RECIPES FOR GROUND FISH

FISH PATTIES 
2 lb ground fish 
1 c salted soda cracker crumbs (saltines) 
1 tsp pepper 
2 eggs 
1/2 tsp thyme (optional) 
1 small diced onion 
Clean, skin and fillet fish. Those with Y-bones, run through medium coarse grinder plate twice. Add remaining ingredients, make into patties and fry crispy, or pack in loaf pan, cover with tomato sauce and bake at 350 until done.

BULLHEAD PATTIES 
2 lb filleted bullheads 
1 large raw potato 
1 small onion 
1 large or 1 small eggs 
2 TB flour 
salt, pepper, seasoning salt to taste 
Grind fillets coarsely, gring potato and onion through same plate. Mix with remaining ingredients and drop by TB into 1/2 inch hot fat. Bacon fat is very good. Fry until golden on both sides.

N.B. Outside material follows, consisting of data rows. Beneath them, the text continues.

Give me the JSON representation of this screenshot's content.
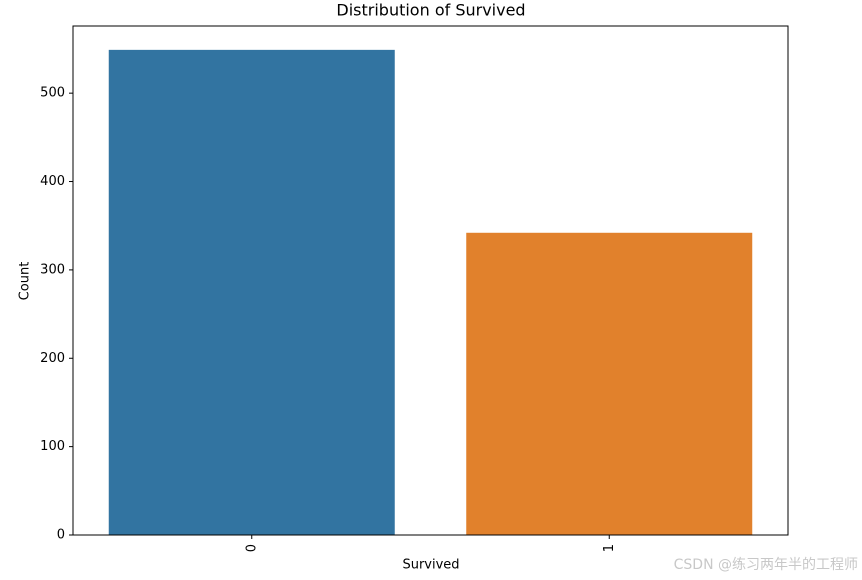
{
  "chart_data": {
    "type": "bar",
    "title": "Distribution of Survived",
    "x_label": "Survived",
    "y_label": "Count",
    "categories": [
      "0",
      "1"
    ],
    "values": [
      549,
      342
    ],
    "colors": [
      "#3274a1",
      "#e1812c"
    ],
    "ylim": [
      0,
      576
    ],
    "yticks": [
      0,
      100,
      200,
      300,
      400,
      500
    ],
    "watermark": "CSDN @练习两年半的工程师"
  }
}
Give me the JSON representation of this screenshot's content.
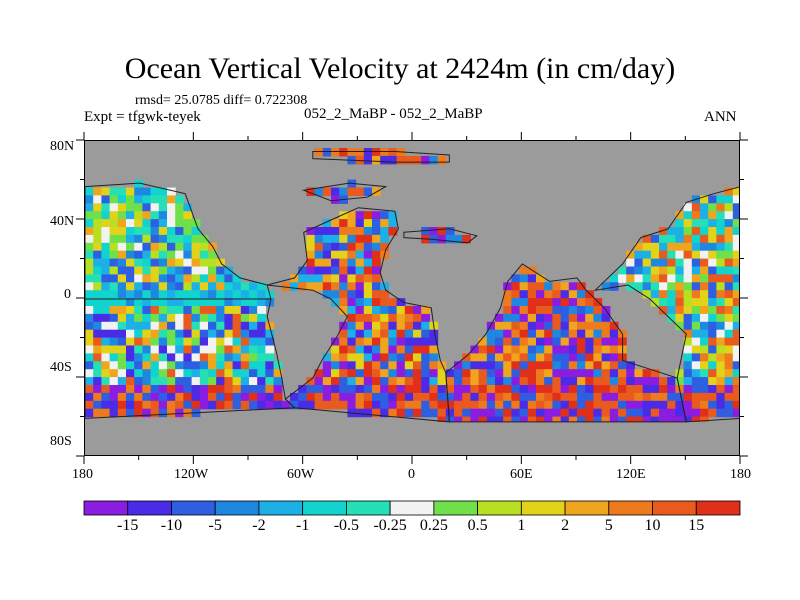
{
  "title": "Ocean Vertical Velocity at 2424m (in cm/day)",
  "stats": "rmsd= 25.0785 diff= 0.722308",
  "experiment": "Expt = tfgwk-teyek",
  "comparison": "052_2_MaBP - 052_2_MaBP",
  "season": "ANN",
  "lat_ticks": [
    "80N",
    "40N",
    "0",
    "40S",
    "80S"
  ],
  "lon_ticks": [
    "180",
    "120W",
    "60W",
    "0",
    "60E",
    "120E",
    "180"
  ],
  "colorbar": {
    "labels": [
      "-15",
      "-10",
      "-5",
      "-2",
      "-1",
      "-0.5",
      "-0.25",
      "0.25",
      "0.5",
      "1",
      "2",
      "5",
      "10",
      "15"
    ],
    "colors": [
      "#8a1de0",
      "#4a2be6",
      "#2e5fe0",
      "#1e88e0",
      "#1cb0e6",
      "#13d3cf",
      "#25dfb6",
      "#f2f2f2",
      "#6fe04a",
      "#b8e020",
      "#e3d21a",
      "#f0a51e",
      "#ee7a1e",
      "#e85a1e",
      "#e0301a"
    ]
  },
  "land_color": "#9b9b9b"
}
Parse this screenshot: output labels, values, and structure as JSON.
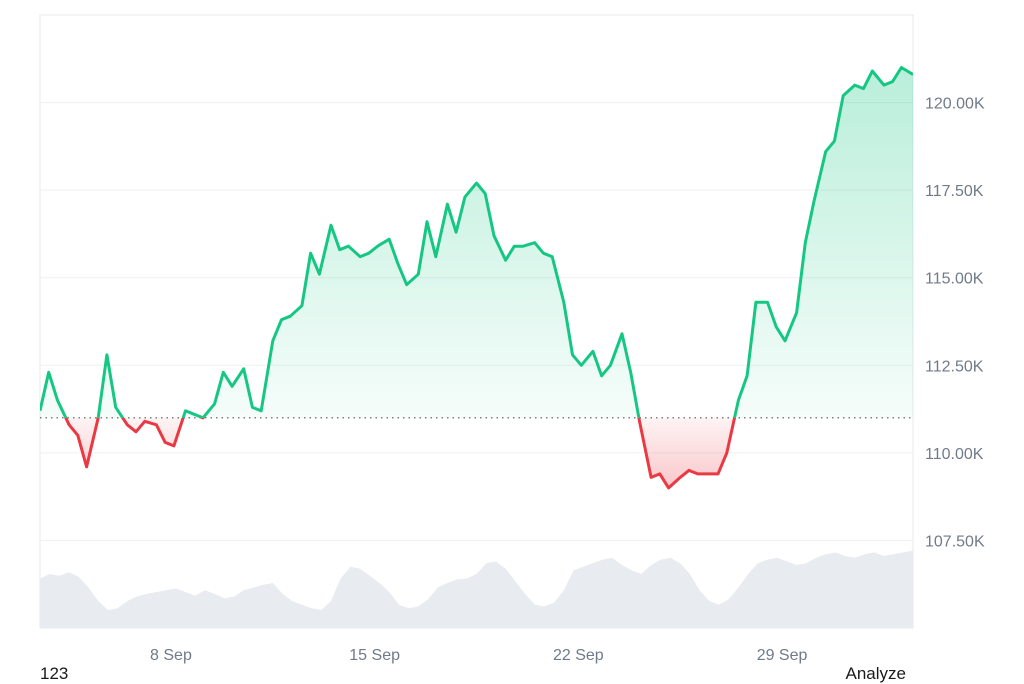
{
  "chart_data": {
    "type": "area",
    "title": "",
    "xlabel": "",
    "ylabel": "",
    "x_ticks": [
      "8 Sep",
      "15 Sep",
      "22 Sep",
      "29 Sep"
    ],
    "y_ticks": [
      "120.00K",
      "117.50K",
      "115.00K",
      "112.50K",
      "110.00K",
      "107.50K"
    ],
    "y_tick_values": [
      120000,
      117500,
      115000,
      112500,
      110000,
      107500
    ],
    "ylim": [
      105000,
      122500
    ],
    "xlim_days": [
      0,
      30
    ],
    "baseline": 111000,
    "grid": "horizontal",
    "x_unit": "days since start of the price series",
    "series": [
      {
        "name": "Price",
        "x": [
          0,
          0.3,
          0.6,
          1,
          1.3,
          1.6,
          2,
          2.3,
          2.6,
          3,
          3.3,
          3.6,
          4,
          4.3,
          4.6,
          5,
          5.3,
          5.6,
          6,
          6.3,
          6.6,
          7,
          7.3,
          7.6,
          8,
          8.3,
          8.6,
          9,
          9.3,
          9.6,
          10,
          10.3,
          10.6,
          11,
          11.3,
          11.6,
          12,
          12.3,
          12.6,
          13,
          13.3,
          13.6,
          14,
          14.3,
          14.6,
          15,
          15.3,
          15.6,
          16,
          16.3,
          16.6,
          17,
          17.3,
          17.6,
          18,
          18.3,
          18.6,
          19,
          19.3,
          19.6,
          20,
          20.3,
          20.6,
          21,
          21.3,
          21.6,
          22,
          22.3,
          22.6,
          23,
          23.3,
          23.6,
          24,
          24.3,
          24.6,
          25,
          25.3,
          25.6,
          26,
          26.3,
          26.6,
          27,
          27.3,
          27.6,
          28,
          28.3,
          28.6,
          29,
          29.3,
          29.6,
          30
        ],
        "y": [
          111200,
          112300,
          111500,
          110800,
          110500,
          109600,
          111000,
          112800,
          111300,
          110800,
          110600,
          110900,
          110800,
          110300,
          110200,
          111200,
          111100,
          111000,
          111400,
          112300,
          111900,
          112400,
          111300,
          111200,
          113200,
          113800,
          113900,
          114200,
          115700,
          115100,
          116500,
          115800,
          115900,
          115600,
          115700,
          115900,
          116100,
          115400,
          114800,
          115100,
          116600,
          115600,
          117100,
          116300,
          117300,
          117700,
          117400,
          116200,
          115500,
          115900,
          115900,
          116000,
          115700,
          115600,
          114300,
          112800,
          112500,
          112900,
          112200,
          112500,
          113400,
          112300,
          110900,
          109300,
          109400,
          109000,
          109300,
          109500,
          109400,
          109400,
          109400,
          110000,
          111500,
          112200,
          114300,
          114300,
          113600,
          113200,
          114000,
          116000,
          117200,
          118600,
          118900,
          120200,
          120500,
          120400,
          120900,
          120500,
          120600,
          121000,
          120800
        ]
      }
    ]
  },
  "volume": {
    "color": "#e8ecf0",
    "values": [
      0.55,
      0.6,
      0.58,
      0.62,
      0.57,
      0.45,
      0.3,
      0.2,
      0.22,
      0.3,
      0.35,
      0.38,
      0.4,
      0.42,
      0.44,
      0.4,
      0.36,
      0.42,
      0.38,
      0.33,
      0.35,
      0.42,
      0.45,
      0.48,
      0.5,
      0.38,
      0.3,
      0.26,
      0.22,
      0.2,
      0.3,
      0.55,
      0.68,
      0.66,
      0.58,
      0.5,
      0.4,
      0.26,
      0.22,
      0.24,
      0.32,
      0.45,
      0.5,
      0.54,
      0.55,
      0.6,
      0.72,
      0.74,
      0.66,
      0.52,
      0.38,
      0.26,
      0.24,
      0.28,
      0.42,
      0.64,
      0.68,
      0.72,
      0.76,
      0.78,
      0.7,
      0.64,
      0.6,
      0.7,
      0.76,
      0.78,
      0.72,
      0.6,
      0.42,
      0.3,
      0.26,
      0.32,
      0.45,
      0.6,
      0.72,
      0.76,
      0.78,
      0.74,
      0.7,
      0.72,
      0.78,
      0.82,
      0.84,
      0.8,
      0.78,
      0.82,
      0.84,
      0.8,
      0.82,
      0.84,
      0.86
    ]
  },
  "colors": {
    "up_line": "#16c784",
    "down_line": "#ea3943",
    "up_fill": "#16c784",
    "down_fill": "#ea3943",
    "grid": "#eef0f3",
    "border": "#e6e8ec",
    "tick_text": "#707a8a",
    "baseline_dots": "#555555"
  },
  "footer": {
    "left_text": "123",
    "right_text": "Analyze"
  }
}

PICKLED FISH (SUCKERS, CARP, OR FRESHWATER DRUM/SHEEPSHEAD) 
5/8 c pickling salt for each quart of fish 
white vinegar 
Pickling Mixture: 
1 pt. white vinegar 
1 pt. white port wine 
3/4 c sugar 
1/8 oz pickling spice 
sliced onions 
Cut fish in chunks. Dissolve salt in enough vinegar to cover the fish. Let stand 4-6 days in the solution. Keep at about 40 degrees F. Take out of salt solution and rinse well with cold water.
Place alternate layers of fish and onions in sterilized jars. Place hot mixture of vinegar, wine, sugar and spice over the fish. Refrigerate and let stand one week before using. This solution covers 4 qts of fish.

PLAIN PICKLED CARP OR OTHER FISH 
6 c vinegar 
4 c sugar 
1 TB salt 
2 c water 
2 med onions, sliced 
2 TB pickling spice 
Bring ingredients to a boil at least 5 minutes. Lower heat, when at a simmer, add pieces of filleted, scored carp. Do not boil. The fish will turn white. Watch closely, as time of simmering depends on size of fish pieces. Put in glass or stoneware container, and cover with liquid. Let stand several days. 

SAVE THE CATCH PICKLED FISH 
2 1/2 – 3 lb fish fillets, fresh or frozen 
1 1/2 c sliced onions 
1 1/2 c sliced carrots 
2 TB dry mixed pickling spices 
1 1/2 c water 
3/4 c vinegar 
2 TB salt 
1 TB sugar 
Cut fish in 1 inch pieces. Place in 2 qt covered casserole 1/3 of the fish, then 1/3 of the onions, carrots and pickling spices. Repeat layers twice more. Combine water, vinegar, salt and sugar and bring to a boil. Pour over ingredients in casserole. Cover. Heat in slow oven (325 F) for 1 hour or until mixture reaches the simmering stage. Remove from oven and cool. Refrigerate at least 24 hours, then serve as an entrée with potato salad and a vegetable, or as an appetizer with crackers, toast squares, or party rye. Makes 6 entree servings or 10-12 appetizer servings.


I hope this give you some fine eating! It is a pity to waste rough fish because you dont know how to cook them. By the way, the recipe book in it's entirety is on the internet. enter - dnr.wi.gov/fish/kidsparents/anglereducation/teaching.html - and when it comes up, click on 'angler education materials' then the link 'a fine kettle of fish for chefs of all ages' for a PDF of the entire book. It is an excellent one, includes info on cooking turtles, crayfish, and all manner of rough fishes.


----------



## kyredneck

kappydell said:


> My state's DNR put out a cookbook some years ago regarding the cooking of 'rough fish' and they had some kick-a$$ recipes:


Outstanding post kappy, thanks so much for passing this info along. Wisconsin DNR cookbook is outstanding with many recipes I'll undoubtedly will eventually try, I've downloaded it to my 'canning' and 'fishing' files.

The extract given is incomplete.